School and Social Media Take a Toll on Students’ Mental Health

Many+factors+impact+students+well-being%2C+including+the+pressures+associated+with+both+social+media+and+school.

kushizaver1

Many factors impact students’ well-being, including the pressures associated with both social media and school.

Kushi Zaver, Op-Ed Editor

In this modern day brimming with social media, never ending expectations and the fear of being cancelled, teenagers are pushed to the limit to fulfill the status quo. This disastrous combination causes teenagers’ mental health to suffer. 

According to the Center For Disease Control and Protection, approximately a combined 17.7 percent of kids aged three to 17 suffer from diagnosed behavior problems, anxiety and depression. That is three to four kids out of a classroom of 20.

This is a real statistic, not a guess or an estimate, so why do thousands of adults not take it seriously? I have personally witnessed multiple teenagers’ mental health decline because their parents or guardians refuse to acknowledge their problems.

Kids start to skip school, their relationships suffer and they may even feel suicidal because of their mental illnesses. No good parent would want this for their child. 

School is also one of the biggest factors in a teenagers’ mental health; I conducted a poll of 30 high school students and 100 percent of the respondents agreed that school has caused some sort of mental health issue for them. 
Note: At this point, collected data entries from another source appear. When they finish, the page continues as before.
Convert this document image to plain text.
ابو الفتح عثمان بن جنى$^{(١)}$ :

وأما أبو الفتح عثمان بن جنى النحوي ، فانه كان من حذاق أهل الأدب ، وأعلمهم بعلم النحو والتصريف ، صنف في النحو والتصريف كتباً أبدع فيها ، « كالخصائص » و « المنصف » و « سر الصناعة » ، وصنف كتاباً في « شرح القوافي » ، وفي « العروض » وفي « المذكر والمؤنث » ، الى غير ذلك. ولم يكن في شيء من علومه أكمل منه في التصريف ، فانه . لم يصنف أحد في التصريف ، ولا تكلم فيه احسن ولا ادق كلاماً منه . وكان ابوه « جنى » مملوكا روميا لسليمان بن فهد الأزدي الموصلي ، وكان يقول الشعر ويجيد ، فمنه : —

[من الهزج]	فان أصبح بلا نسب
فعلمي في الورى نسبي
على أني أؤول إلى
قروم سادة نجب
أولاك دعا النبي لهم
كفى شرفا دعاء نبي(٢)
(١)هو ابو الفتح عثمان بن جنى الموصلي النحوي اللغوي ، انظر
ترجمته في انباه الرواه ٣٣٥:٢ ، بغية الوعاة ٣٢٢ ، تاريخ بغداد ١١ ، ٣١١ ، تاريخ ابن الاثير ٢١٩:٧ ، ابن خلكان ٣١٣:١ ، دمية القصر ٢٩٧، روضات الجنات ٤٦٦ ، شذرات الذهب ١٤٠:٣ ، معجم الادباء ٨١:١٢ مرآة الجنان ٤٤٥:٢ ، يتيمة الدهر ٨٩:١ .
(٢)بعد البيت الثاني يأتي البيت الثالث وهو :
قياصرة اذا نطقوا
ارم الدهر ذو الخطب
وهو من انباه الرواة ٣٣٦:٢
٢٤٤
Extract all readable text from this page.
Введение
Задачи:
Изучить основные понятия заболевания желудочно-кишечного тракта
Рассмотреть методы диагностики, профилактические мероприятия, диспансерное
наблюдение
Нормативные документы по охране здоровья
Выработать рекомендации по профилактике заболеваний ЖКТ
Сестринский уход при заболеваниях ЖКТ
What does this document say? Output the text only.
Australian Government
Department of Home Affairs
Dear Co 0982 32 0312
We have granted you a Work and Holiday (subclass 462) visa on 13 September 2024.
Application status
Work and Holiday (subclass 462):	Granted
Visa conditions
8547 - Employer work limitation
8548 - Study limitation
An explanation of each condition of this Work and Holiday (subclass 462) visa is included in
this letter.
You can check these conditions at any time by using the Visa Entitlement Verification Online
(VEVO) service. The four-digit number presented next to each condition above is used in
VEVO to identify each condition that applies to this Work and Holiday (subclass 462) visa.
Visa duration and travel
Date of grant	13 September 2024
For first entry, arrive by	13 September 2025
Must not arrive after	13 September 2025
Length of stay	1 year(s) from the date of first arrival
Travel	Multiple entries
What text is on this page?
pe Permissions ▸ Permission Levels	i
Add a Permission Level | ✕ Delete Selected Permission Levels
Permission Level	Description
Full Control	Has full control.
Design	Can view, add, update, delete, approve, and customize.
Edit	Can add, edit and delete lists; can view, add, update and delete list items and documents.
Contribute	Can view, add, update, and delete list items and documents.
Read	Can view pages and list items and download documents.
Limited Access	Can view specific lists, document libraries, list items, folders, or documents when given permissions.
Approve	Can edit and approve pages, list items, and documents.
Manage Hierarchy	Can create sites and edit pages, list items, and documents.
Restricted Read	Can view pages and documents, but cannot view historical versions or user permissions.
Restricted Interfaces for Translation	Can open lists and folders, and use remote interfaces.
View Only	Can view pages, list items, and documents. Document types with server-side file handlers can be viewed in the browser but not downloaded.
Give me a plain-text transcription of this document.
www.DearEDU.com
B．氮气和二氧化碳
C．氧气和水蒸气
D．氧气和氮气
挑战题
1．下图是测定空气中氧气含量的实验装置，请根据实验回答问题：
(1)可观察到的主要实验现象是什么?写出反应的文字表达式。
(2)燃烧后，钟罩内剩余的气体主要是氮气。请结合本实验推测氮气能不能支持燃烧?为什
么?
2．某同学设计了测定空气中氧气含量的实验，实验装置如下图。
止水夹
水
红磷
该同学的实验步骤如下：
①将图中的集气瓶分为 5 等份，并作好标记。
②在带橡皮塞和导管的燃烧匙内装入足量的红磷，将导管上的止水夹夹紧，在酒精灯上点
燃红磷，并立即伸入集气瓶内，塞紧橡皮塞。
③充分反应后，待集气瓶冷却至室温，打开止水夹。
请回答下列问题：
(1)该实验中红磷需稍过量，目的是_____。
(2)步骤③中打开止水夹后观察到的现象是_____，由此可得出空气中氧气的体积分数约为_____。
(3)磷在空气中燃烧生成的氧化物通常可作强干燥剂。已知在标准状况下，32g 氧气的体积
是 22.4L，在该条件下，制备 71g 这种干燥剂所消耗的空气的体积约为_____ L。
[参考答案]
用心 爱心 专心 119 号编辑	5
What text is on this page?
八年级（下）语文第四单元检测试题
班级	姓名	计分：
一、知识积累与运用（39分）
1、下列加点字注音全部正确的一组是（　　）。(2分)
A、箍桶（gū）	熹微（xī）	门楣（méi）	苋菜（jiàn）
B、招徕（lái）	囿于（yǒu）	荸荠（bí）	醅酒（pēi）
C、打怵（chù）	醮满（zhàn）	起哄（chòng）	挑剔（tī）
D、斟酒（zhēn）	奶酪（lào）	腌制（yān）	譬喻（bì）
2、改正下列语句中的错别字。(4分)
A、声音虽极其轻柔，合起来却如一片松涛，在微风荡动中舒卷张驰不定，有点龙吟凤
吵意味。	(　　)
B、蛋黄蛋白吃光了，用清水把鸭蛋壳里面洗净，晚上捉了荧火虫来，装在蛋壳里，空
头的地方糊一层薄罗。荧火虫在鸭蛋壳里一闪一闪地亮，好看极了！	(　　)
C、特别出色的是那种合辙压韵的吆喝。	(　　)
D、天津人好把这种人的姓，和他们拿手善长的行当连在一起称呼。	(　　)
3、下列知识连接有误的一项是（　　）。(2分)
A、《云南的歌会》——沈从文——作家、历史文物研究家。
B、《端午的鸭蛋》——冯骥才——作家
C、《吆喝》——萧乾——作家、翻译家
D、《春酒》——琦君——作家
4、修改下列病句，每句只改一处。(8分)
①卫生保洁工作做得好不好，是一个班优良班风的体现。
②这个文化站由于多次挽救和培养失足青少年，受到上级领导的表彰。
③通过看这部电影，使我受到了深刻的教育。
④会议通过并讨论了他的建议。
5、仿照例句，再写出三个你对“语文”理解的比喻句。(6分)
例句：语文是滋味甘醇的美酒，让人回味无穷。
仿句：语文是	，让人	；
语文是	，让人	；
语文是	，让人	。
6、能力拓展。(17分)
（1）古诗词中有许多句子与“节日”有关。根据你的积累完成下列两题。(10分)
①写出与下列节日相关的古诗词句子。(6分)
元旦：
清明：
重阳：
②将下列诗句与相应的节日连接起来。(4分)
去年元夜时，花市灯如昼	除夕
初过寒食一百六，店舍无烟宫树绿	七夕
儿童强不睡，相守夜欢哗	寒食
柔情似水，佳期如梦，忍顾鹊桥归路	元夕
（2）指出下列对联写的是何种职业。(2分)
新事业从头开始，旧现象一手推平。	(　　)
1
While students may suffer from only minor social anxiety, they could also experience depression so severe that they are suicidal. A major problem in school is the schedule and requirements you are forced into, and this could be anything from expecting to get good grades or being required to take history classes when you want a career in science. 

While teenagers need structure, we also need the freedom to choose what we want to do with our lives, and often we feel that school squishes us into a box rather than allowing us to explore who we are. 

This leads us to feel that we don’t have control of our own lives, and as a way to cope teens will turn to alcohol and drugs. Thousands of teens also develop eating disorders because they feel that what they eat is the only thing they can control. 

As a solution, I would suggest that schools require freshmen and sophomores to take all of their core classes, but once they become upperclassmen, they can choose a path to follow with more classes in their desired career fields. 

The school should also put forth more of an effort to confirm that their student population is well-fed or at least eating one healthy meal a day as the school cannot control students’ home lives. 

School also creates a hub for bullying to flourish, but unlike traditional bullying most modern bullying happens on social media in the form of cancel culture. 

Cancel culture is the idea that if an individual does something wrong or offends a person or group of people, they should be “cancelled.” This means they should be shunned or no longer acknowledged at all.

This culture thrives in school because word spreads like wildfire pinging from phone to phone from person to person in a fury of screenshots and comments. 

Clearly, this can push people to suicide because they can try their hardest to repent for their mistakes but are forced into isolation anyway. It is hard to fix this issue within school because the school cannot control what is put on social media.

Overall, school is a component in the diminished mental health of teenagers,  but the bigger problem is social media. It has become so easy to see what others are doing that everyone feels obligated to be the same and keep up with the trends.

All teenagers could benefit from a day off of social media. Take one. Take a day to be completely alive. A day without a phone is not the end of the world, and it gives people the chance to actually connect with those around them and stop worrying about how others see them.